I’m willing to bet that there is someone in each of your accounts that you don’t know, assuming you call on hospitals, clinics, outpatient centers, or doctor’s offices of significant size.  I know, you wish you had the time to get to know everyone, but you just don’t because, well…you have to keep moving.  You focus on the decision-makers because they are the ones who can make things happen, right?

Do you know one of the worst feelings there is in medical sales?  It’s when someone you don’t know is promoted or moved into a position that affects your business in some way…and despite the fact that they have worked in a department or office that you’ve been calling on for a while—you don’t know them!  It’s especially bad if this person has seen you chatting up and being friendly with many others in the office while overlooking him or her.  Now suddenly it’s, “Hey buddy!”

If the above scenario hasn’t happened to you, it will.  It’s better to avoid it, if you can.  But there’s an even bigger reason for knowing as many people in your accounts as possible—you’ll sell more!

The people who make buying decisions notice how you treat others.  They also notice who knows you and why.  Sales reps who make it a point to know more people and to interact with them on a regular basis, whether it’s a sales call, a service call, or just a hello when you see them are often viewed more favorably than those who just show up, talk to the buyer, and leave.  A hello is appreciated, but if you really want to score points, think of ways you can “connect” with each person.  Often, it’s as simple as showing some personal interest in them.  People are desperate to be engaged (at least in a positive way) and when you talk to them about themselves, they naturally appreciate it.  Should you do this just to make more sales?  Truthfully, you should do it to be a better person, but if you make more sales by being a better person, is that a bad thing?  Besides, the more people you take the time to know in an account, the better you know that account and you’ll uncover sales opportunities you wouldn’t have found otherwise.  You’ll also nip many crises in the bud!

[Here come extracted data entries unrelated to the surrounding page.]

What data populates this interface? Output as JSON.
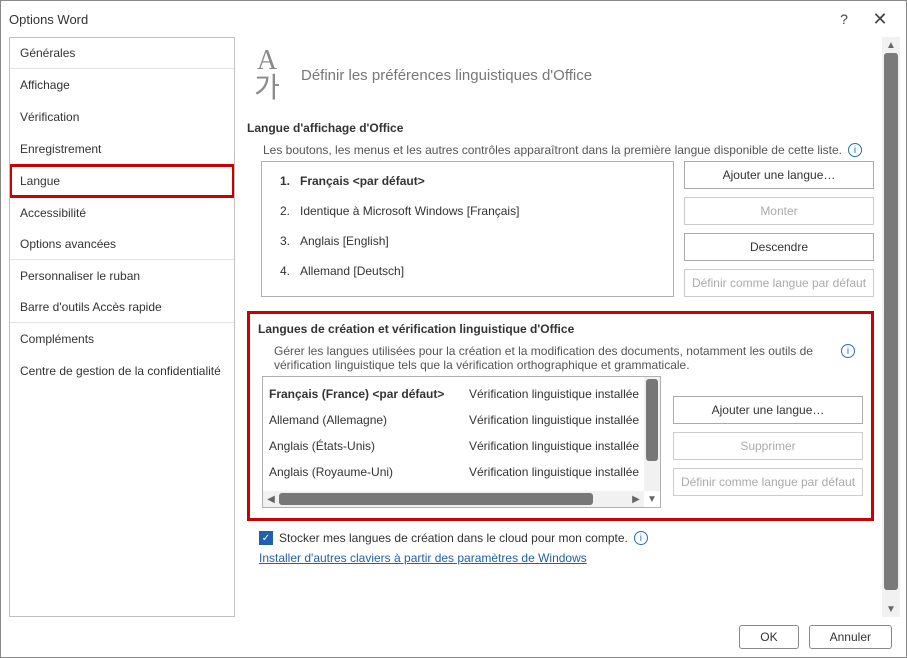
{
  "title": "Options Word",
  "titlebar": {
    "help": "?",
    "close": "✕"
  },
  "sidebar": {
    "items": [
      {
        "label": "Générales",
        "highlight": false,
        "sep": true
      },
      {
        "label": "Affichage",
        "highlight": false,
        "sep": false
      },
      {
        "label": "Vérification",
        "highlight": false,
        "sep": false
      },
      {
        "label": "Enregistrement",
        "highlight": false,
        "sep": false
      },
      {
        "label": "Langue",
        "highlight": true,
        "sep": false
      },
      {
        "label": "Accessibilité",
        "highlight": false,
        "sep": false
      },
      {
        "label": "Options avancées",
        "highlight": false,
        "sep": true
      },
      {
        "label": "Personnaliser le ruban",
        "highlight": false,
        "sep": false
      },
      {
        "label": "Barre d'outils Accès rapide",
        "highlight": false,
        "sep": true
      },
      {
        "label": "Compléments",
        "highlight": false,
        "sep": false
      },
      {
        "label": "Centre de gestion de la confidentialité",
        "highlight": false,
        "sep": false
      }
    ]
  },
  "header": {
    "icon_letters": "A가",
    "title": "Définir les préférences linguistiques d'Office"
  },
  "display_lang": {
    "heading": "Langue d'affichage d'Office",
    "help": "Les boutons, les menus et les autres contrôles apparaîtront dans la première langue disponible de cette liste.",
    "items": [
      {
        "n": "1.",
        "label": "Français <par défaut>",
        "strong": true
      },
      {
        "n": "2.",
        "label": "Identique à Microsoft Windows [Français]",
        "strong": false
      },
      {
        "n": "3.",
        "label": "Anglais [English]",
        "strong": false
      },
      {
        "n": "4.",
        "label": "Allemand [Deutsch]",
        "strong": false
      }
    ],
    "buttons": {
      "add": "Ajouter une langue…",
      "up": "Monter",
      "down": "Descendre",
      "default": "Définir comme langue par défaut"
    }
  },
  "authoring": {
    "heading": "Langues de création et vérification linguistique d'Office",
    "help": "Gérer les langues utilisées pour la création et la modification des documents, notamment les outils de vérification linguistique tels que la vérification orthographique et grammaticale.",
    "items": [
      {
        "name": "Français (France) <par défaut>",
        "status": "Vérification linguistique installée",
        "strong": true
      },
      {
        "name": "Allemand (Allemagne)",
        "status": "Vérification linguistique installée",
        "strong": false
      },
      {
        "name": "Anglais (États-Unis)",
        "status": "Vérification linguistique installée",
        "strong": false
      },
      {
        "name": "Anglais (Royaume-Uni)",
        "status": "Vérification linguistique installée",
        "strong": false
      }
    ],
    "buttons": {
      "add": "Ajouter une langue…",
      "remove": "Supprimer",
      "default": "Définir comme langue par défaut"
    }
  },
  "cloud_cb": "Stocker mes langues de création dans le cloud pour mon compte.",
  "kb_link": "Installer d'autres claviers à partir des paramètres de Windows",
  "footer": {
    "ok": "OK",
    "cancel": "Annuler"
  }
}
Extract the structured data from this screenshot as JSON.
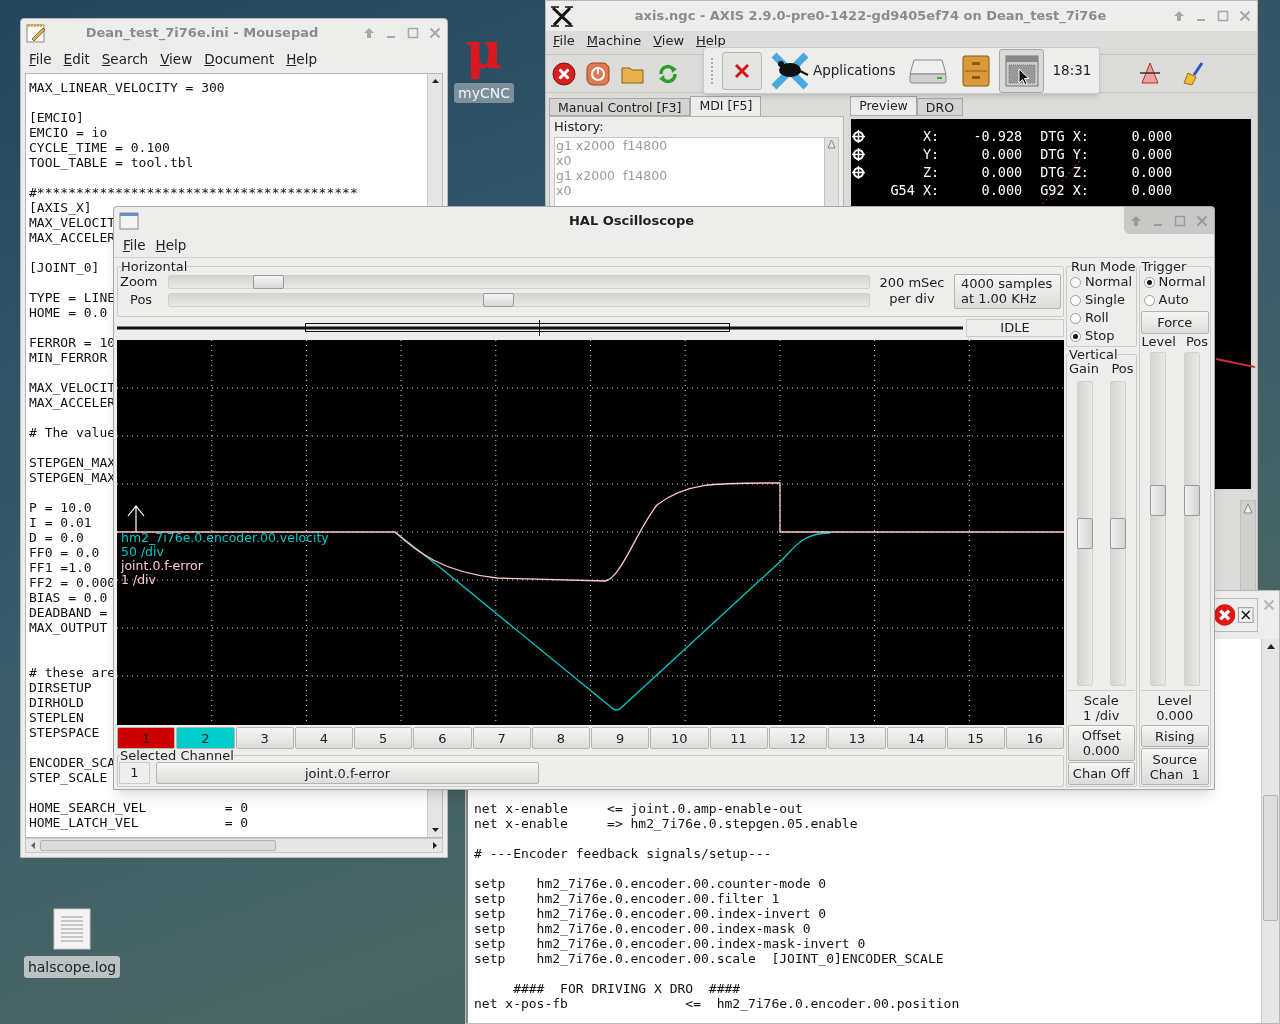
{
  "desktop": {
    "icons": [
      {
        "kind": "logo",
        "glyph": "μ",
        "label": "myCNC"
      },
      {
        "kind": "file",
        "label": "halscope.log"
      }
    ]
  },
  "mousepad": {
    "title": "Dean_test_7i76e.ini - Mousepad",
    "menu": [
      "File",
      "Edit",
      "Search",
      "View",
      "Document",
      "Help"
    ],
    "blocks": [
      [
        "MAX_LINEAR_VELOCITY = 300"
      ],
      [
        "[EMCIO]",
        "EMCIO = io",
        "CYCLE_TIME = 0.100",
        "TOOL_TABLE = tool.tbl"
      ],
      [
        "#*****************************************",
        "[AXIS_X]",
        "MAX_VELOCIT",
        "MAX_ACCELER"
      ],
      [
        "[JOINT_0]"
      ],
      [
        "TYPE = LINE",
        "HOME = 0.0"
      ],
      [
        "FERROR = 10",
        "MIN_FERROR"
      ],
      [
        "MAX_VELOCIT",
        "MAX_ACCELER"
      ],
      [
        "# The value"
      ],
      [
        "STEPGEN_MAX",
        "STEPGEN_MAX"
      ],
      [
        "P = 10.0",
        "I = 0.01",
        "D = 0.0",
        "FF0 = 0.0",
        "FF1 =1.0",
        "FF2 = 0.000",
        "BIAS = 0.0",
        "DEADBAND =",
        "MAX_OUTPUT"
      ],
      [
        "# these are",
        "DIRSETUP",
        "DIRHOLD",
        "STEPLEN",
        "STEPSPACE"
      ],
      [
        "ENCODER_SCA",
        "STEP_SCALE"
      ],
      [
        "HOME_SEARCH_VEL          = 0",
        "HOME_LATCH_VEL           = 0"
      ]
    ]
  },
  "axis": {
    "title": "axis.ngc - AXIS 2.9.0-pre0-1422-gd9405ef74 on Dean_test_7i76e",
    "menu": [
      "File",
      "Machine",
      "View",
      "Help"
    ],
    "left_tabs": [
      {
        "label": "Manual Control [F3]",
        "selected": false
      },
      {
        "label": "MDI [F5]",
        "selected": true
      }
    ],
    "history_label": "History:",
    "history": [
      "g1 x2000  f14800",
      "x0",
      "g1 x2000  f14800",
      "x0"
    ],
    "right_tabs": [
      {
        "label": "Preview",
        "selected": true
      },
      {
        "label": "DRO",
        "selected": false
      }
    ],
    "dro": [
      {
        "homed": true,
        "label": "X:",
        "value": "-0.928",
        "label2": "DTG X:",
        "value2": "0.000"
      },
      {
        "homed": true,
        "label": "Y:",
        "value": "0.000",
        "label2": "DTG Y:",
        "value2": "0.000"
      },
      {
        "homed": true,
        "label": "Z:",
        "value": "0.000",
        "label2": "DTG Z:",
        "value2": "0.000"
      },
      {
        "homed": false,
        "label": "G54 X:",
        "value": "0.000",
        "label2": "G92 X:",
        "value2": "0.000"
      }
    ]
  },
  "panel": {
    "launcher": "Applications",
    "clock": "18:31"
  },
  "hal_editor": {
    "blocks": [
      [
        "net x-enable     <= joint.0.amp-enable-out",
        "net x-enable     => hm2_7i76e.0.stepgen.05.enable"
      ],
      [
        "# ---Encoder feedback signals/setup---"
      ],
      [
        "setp    hm2_7i76e.0.encoder.00.counter-mode 0",
        "setp    hm2_7i76e.0.encoder.00.filter 1",
        "setp    hm2_7i76e.0.encoder.00.index-invert 0",
        "setp    hm2_7i76e.0.encoder.00.index-mask 0",
        "setp    hm2_7i76e.0.encoder.00.index-mask-invert 0",
        "setp    hm2_7i76e.0.encoder.00.scale  [JOINT_0]ENCODER_SCALE"
      ],
      [
        "     ####  FOR DRIVING X DRO  ####",
        "net x-pos-fb               <=  hm2_7i76e.0.encoder.00.position"
      ]
    ]
  },
  "scope": {
    "title": "HAL Oscilloscope",
    "menu": [
      "File",
      "Help"
    ],
    "horizontal": {
      "label": "Horizontal",
      "zoom_label": "Zoom",
      "zoom": {
        "level": 0.125
      },
      "pos_label": "Pos",
      "pos": {
        "level": 0.47
      },
      "rate": [
        "200 mSec",
        "per div"
      ],
      "samples_button": [
        "4000 samples",
        "at 1.00 KHz"
      ]
    },
    "status": "IDLE",
    "traces": [
      {
        "name": "hm2_7i76e.0.encoder.00.velocity",
        "scale": "50 /div",
        "color": "#00c8c8"
      },
      {
        "name": "joint.0.f-error",
        "scale": "1 /div",
        "color": "#ffc8c8"
      }
    ],
    "channels": [
      {
        "label": "1",
        "color": "#cc0000"
      },
      {
        "label": "2",
        "color": "#00cccc"
      },
      {
        "label": "3"
      },
      {
        "label": "4"
      },
      {
        "label": "5"
      },
      {
        "label": "6"
      },
      {
        "label": "7"
      },
      {
        "label": "8"
      },
      {
        "label": "9"
      },
      {
        "label": "10"
      },
      {
        "label": "11"
      },
      {
        "label": "12"
      },
      {
        "label": "13"
      },
      {
        "label": "14"
      },
      {
        "label": "15"
      },
      {
        "label": "16"
      }
    ],
    "selected_channel": {
      "label": "Selected Channel",
      "number": "1",
      "name": "joint.0.f-error"
    },
    "run_mode": {
      "label": "Run Mode",
      "options": [
        {
          "label": "Normal",
          "selected": false
        },
        {
          "label": "Single",
          "selected": false
        },
        {
          "label": "Roll",
          "selected": false
        },
        {
          "label": "Stop",
          "selected": true
        }
      ]
    },
    "vertical": {
      "label": "Vertical",
      "gain_label": "Gain",
      "gain": {
        "level": 0.5
      },
      "pos_label": "Pos",
      "pos": {
        "level": 0.5
      },
      "scale": [
        "Scale",
        "1 /div"
      ],
      "offset_button": [
        "Offset",
        "0.000"
      ],
      "chan_off_button": "Chan Off"
    },
    "trigger": {
      "label": "Trigger",
      "options": [
        {
          "label": "Normal",
          "selected": true
        },
        {
          "label": "Auto",
          "selected": false
        }
      ],
      "force_button": "Force",
      "level_label": "Level",
      "level": {
        "level": 0.56
      },
      "pos_label": "Pos",
      "pos": {
        "level": 0.56
      },
      "readout": [
        "Level",
        "0.000"
      ],
      "edge_button": "Rising",
      "source_button": [
        "Source",
        "Chan  1"
      ]
    }
  }
}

So here’s my challenge to you:  For the next 30 days, make it a point to introduce yourself to one person who you don’t know or don’t know well in every account you go into.  Don’t worry about who it is…just start to make it a habit.  Get to know the security guards, the housekeeping staff, even the guys who valet park cars at hospitals.  If there are people you don’t know in the departments you regularly call on, ask if you can meet some of the staff to get a better feel for how you might serve them and their needs.  Some managers won’t allow it, but others will.  Use the golden rule of sales:  nothing happens until you ask!  Once you start doing this, you’re going to feel as welcome as Norm did at Sam’s Bar on the TV show Cheers—it’s a great feeling when everyone knows your name and is happy to see you.

Hopefully you’re a little more polished than Norm, but don’t discount the power of knowing everyone that you possibly can in your accounts.  Introduce yourself to one new person in each account every time you’re there. Are you willing to meet the challenge?  If so, get ready to rise above your competitors who don’t do this!